My Work

James Carter is a multidisciplinary performing arts leader with over 20 years of experience creating innovative, community-connected programming across civic, academic, and festival platforms. He currently serves as Associate Director of the Ann Arbor Summer Festival (A2SF), where he curates and produces 200+ annual events spanning music, dance, circus, film, comedy, immersive performance, and digital media. Known for his artist-first approach, James builds inclusive cultural experiences and cross-sector partnerships that foster experimentation and public connection.

James began his curatorial journey in a Williamsburg, Brooklyn loft—an informal venue turned grassroots salon where artists and neighbors gathered to share music, short films, puppetry, and experimental work. This spirit of collaboration led to the co-founding of terraNOVA Collective. Under James’s leadership, terraNOVA supported early work by Taylor Mac, W. Kamau Bell, Nilaja Sun, Erin Markey, Joseph Keckler, Christen Clifford, and The Bengsons.

He developed and produced dozens of new plays, including works by Snehal Desai, Andrea Thome, Halley Feiffer, Nick Hadikwa Mwaluko, and Leah Nanako Winkler. His original plays—Baby Steps and FEEDER: A Love Story—sparked a deep interest in immersive formats, leading to NY_Hearts, a geo-tagged narrative app mapping love stories across NYC.
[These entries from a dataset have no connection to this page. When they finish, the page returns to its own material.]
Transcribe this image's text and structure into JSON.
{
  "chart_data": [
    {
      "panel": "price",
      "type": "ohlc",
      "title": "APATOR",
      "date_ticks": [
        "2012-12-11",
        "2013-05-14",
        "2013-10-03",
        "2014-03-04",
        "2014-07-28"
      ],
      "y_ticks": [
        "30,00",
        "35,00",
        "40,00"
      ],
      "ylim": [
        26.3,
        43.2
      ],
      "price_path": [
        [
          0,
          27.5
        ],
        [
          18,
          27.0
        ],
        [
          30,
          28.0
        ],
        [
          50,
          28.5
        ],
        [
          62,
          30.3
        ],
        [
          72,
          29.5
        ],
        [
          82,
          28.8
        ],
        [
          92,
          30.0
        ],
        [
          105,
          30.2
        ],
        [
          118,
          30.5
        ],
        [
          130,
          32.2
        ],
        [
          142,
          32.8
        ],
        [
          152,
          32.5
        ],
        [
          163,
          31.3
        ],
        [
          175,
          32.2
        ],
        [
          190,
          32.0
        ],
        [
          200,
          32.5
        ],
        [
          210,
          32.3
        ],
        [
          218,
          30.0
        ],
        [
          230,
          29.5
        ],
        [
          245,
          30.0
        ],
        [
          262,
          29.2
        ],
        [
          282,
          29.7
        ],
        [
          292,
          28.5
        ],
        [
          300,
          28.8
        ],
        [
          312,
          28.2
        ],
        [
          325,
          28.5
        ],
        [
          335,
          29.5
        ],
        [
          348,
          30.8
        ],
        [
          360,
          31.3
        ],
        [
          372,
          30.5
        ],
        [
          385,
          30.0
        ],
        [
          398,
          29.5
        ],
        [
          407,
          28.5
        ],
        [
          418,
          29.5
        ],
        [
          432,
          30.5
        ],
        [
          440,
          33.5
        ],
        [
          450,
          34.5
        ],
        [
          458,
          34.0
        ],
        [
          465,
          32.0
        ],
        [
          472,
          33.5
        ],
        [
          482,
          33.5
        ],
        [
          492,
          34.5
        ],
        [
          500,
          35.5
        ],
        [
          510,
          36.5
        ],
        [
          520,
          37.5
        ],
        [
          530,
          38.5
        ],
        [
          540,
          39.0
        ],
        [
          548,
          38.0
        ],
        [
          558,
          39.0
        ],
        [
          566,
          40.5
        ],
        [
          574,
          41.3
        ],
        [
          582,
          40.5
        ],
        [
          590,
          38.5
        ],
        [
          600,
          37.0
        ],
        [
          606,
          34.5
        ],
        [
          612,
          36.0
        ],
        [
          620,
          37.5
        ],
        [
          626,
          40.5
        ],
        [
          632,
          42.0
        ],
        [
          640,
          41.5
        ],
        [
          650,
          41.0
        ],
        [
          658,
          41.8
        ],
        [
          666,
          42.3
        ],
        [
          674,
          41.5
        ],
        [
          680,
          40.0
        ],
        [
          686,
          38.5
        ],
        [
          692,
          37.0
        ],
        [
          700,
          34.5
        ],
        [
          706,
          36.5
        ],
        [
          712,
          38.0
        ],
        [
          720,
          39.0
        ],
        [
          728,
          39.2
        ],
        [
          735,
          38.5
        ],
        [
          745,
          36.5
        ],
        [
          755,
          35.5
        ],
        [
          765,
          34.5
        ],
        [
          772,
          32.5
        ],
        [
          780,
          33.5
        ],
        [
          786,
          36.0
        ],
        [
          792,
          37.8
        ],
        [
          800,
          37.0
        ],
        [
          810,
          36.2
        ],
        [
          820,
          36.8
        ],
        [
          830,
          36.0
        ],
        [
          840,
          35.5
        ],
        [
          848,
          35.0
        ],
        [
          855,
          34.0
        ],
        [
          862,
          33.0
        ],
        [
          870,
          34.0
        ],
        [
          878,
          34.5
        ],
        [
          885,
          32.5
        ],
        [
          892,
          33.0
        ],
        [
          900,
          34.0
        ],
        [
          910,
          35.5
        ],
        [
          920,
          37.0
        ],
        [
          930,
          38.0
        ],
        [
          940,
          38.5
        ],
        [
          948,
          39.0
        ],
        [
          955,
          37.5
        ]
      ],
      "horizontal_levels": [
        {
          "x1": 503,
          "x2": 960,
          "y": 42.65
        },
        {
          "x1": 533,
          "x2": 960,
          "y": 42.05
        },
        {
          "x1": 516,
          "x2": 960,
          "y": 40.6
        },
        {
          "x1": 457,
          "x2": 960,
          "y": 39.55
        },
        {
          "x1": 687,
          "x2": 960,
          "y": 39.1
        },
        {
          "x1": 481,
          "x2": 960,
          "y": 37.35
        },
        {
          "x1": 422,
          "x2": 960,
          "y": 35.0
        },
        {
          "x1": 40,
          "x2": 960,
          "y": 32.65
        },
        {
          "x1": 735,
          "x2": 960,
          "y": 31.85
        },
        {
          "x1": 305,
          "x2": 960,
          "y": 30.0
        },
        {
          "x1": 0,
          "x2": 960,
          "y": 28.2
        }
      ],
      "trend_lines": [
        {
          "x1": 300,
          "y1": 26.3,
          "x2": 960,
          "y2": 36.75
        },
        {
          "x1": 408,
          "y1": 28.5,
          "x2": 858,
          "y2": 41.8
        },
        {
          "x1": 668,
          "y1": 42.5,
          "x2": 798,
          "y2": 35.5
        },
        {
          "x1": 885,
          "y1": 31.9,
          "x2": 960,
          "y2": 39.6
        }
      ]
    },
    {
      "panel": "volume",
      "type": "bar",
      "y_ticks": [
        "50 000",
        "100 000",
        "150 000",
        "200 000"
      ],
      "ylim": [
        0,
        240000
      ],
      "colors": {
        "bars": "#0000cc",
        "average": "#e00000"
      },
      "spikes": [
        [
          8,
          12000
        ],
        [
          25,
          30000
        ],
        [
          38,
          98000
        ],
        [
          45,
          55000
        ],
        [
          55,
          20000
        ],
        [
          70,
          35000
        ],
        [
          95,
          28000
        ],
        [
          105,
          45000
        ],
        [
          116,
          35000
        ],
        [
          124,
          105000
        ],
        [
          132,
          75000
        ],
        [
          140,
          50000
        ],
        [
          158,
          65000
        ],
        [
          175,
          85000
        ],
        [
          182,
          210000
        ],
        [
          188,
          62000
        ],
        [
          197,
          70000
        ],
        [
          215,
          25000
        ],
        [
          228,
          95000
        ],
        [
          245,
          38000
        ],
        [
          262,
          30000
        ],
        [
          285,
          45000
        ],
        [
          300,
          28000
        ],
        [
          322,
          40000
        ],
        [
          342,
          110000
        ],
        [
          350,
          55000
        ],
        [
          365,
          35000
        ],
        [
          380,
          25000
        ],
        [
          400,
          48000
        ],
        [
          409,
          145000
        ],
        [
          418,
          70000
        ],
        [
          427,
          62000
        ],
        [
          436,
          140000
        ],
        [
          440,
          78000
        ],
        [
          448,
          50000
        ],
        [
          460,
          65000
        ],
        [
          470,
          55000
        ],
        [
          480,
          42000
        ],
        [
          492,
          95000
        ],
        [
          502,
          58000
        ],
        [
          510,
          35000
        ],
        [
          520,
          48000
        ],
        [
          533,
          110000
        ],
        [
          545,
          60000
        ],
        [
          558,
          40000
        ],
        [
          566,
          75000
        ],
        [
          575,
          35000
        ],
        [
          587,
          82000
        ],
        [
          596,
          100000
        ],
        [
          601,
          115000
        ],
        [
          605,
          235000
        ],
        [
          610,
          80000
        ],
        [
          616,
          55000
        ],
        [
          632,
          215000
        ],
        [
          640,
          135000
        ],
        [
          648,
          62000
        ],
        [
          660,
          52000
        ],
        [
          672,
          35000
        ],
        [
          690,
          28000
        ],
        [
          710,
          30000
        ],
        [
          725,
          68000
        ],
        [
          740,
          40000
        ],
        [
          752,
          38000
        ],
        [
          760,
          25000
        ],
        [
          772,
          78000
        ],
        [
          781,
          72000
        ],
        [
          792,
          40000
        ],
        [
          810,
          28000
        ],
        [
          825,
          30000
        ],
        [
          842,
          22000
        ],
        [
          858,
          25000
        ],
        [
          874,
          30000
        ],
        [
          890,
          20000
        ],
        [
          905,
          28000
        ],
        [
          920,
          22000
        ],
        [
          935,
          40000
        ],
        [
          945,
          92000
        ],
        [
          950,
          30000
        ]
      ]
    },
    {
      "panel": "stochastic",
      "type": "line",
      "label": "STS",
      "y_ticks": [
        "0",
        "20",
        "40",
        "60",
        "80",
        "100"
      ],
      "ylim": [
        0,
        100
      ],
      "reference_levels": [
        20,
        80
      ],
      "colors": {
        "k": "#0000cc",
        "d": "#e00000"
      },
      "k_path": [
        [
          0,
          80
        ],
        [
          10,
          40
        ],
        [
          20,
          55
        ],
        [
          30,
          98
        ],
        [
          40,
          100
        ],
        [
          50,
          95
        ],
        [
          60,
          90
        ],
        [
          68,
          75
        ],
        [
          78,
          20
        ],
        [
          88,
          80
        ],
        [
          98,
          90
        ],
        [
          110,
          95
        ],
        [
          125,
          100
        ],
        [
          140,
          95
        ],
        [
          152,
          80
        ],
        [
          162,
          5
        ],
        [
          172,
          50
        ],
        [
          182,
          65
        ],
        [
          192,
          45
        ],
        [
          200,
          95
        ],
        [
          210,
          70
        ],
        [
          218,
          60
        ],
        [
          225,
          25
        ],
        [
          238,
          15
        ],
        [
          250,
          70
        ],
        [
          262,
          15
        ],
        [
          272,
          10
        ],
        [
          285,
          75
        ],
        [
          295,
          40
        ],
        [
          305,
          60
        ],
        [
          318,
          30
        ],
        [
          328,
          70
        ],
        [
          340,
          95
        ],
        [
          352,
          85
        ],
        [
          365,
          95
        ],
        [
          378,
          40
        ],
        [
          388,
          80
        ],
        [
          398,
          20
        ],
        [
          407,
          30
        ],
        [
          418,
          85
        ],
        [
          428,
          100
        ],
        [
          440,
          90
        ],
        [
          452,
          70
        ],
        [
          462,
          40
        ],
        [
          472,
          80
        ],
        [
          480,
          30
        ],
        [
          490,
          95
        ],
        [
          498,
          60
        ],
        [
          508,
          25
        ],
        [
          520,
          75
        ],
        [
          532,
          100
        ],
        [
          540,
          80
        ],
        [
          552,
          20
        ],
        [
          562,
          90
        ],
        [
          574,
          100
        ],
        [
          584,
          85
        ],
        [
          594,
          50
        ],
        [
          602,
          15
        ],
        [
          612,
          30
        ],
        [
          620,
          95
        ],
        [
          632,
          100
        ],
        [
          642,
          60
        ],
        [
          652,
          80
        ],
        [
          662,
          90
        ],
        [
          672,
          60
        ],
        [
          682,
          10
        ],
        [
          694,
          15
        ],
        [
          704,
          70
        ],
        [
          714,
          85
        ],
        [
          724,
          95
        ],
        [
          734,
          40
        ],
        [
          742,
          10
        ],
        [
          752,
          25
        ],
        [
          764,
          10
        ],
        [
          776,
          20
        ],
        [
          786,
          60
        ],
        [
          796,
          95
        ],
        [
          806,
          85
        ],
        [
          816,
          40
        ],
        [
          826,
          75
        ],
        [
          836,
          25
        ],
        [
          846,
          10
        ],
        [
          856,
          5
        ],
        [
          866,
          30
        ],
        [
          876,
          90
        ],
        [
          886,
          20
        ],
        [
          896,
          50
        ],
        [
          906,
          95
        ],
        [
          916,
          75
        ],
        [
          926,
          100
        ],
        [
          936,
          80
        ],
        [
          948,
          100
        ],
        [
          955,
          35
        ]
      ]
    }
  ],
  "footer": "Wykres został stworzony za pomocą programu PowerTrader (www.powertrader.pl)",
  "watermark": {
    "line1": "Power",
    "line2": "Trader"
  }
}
James expanded his work in immersive and digital media through The Civilians’ Extended Play, collaborating with Lynn Nottage and Tony Gerber on This Is Reading—a multimedia installation based on Nottage’s Sweat, combining live performance, film, and documentary storytelling in a Reading, PA train station.

Since joining A2SF, James has produced major commissions and performances by artists including Theater in Quarantine, 600 HIGHWAYMEN, Cirque Alfonse, Craig Walsh, Polyglot Theatre, Falu’s Bazaar, Reggie Watts, Renée Elise Goldsberry, Squonk, and Tank and the Bangas. He’s built strong partnerships with the University of Michigan, civic agencies, and cultural institutions to increase access and deepen engagement.

“Inclusion isn’t a challenge—it’s a source of inspiration,” James says. “I meet audiences where they are and bring transformative art to their doorsteps. I believe in creative exchange as a civic act—and in the arts as a bridge toward empathy, equity, and shared imagination.”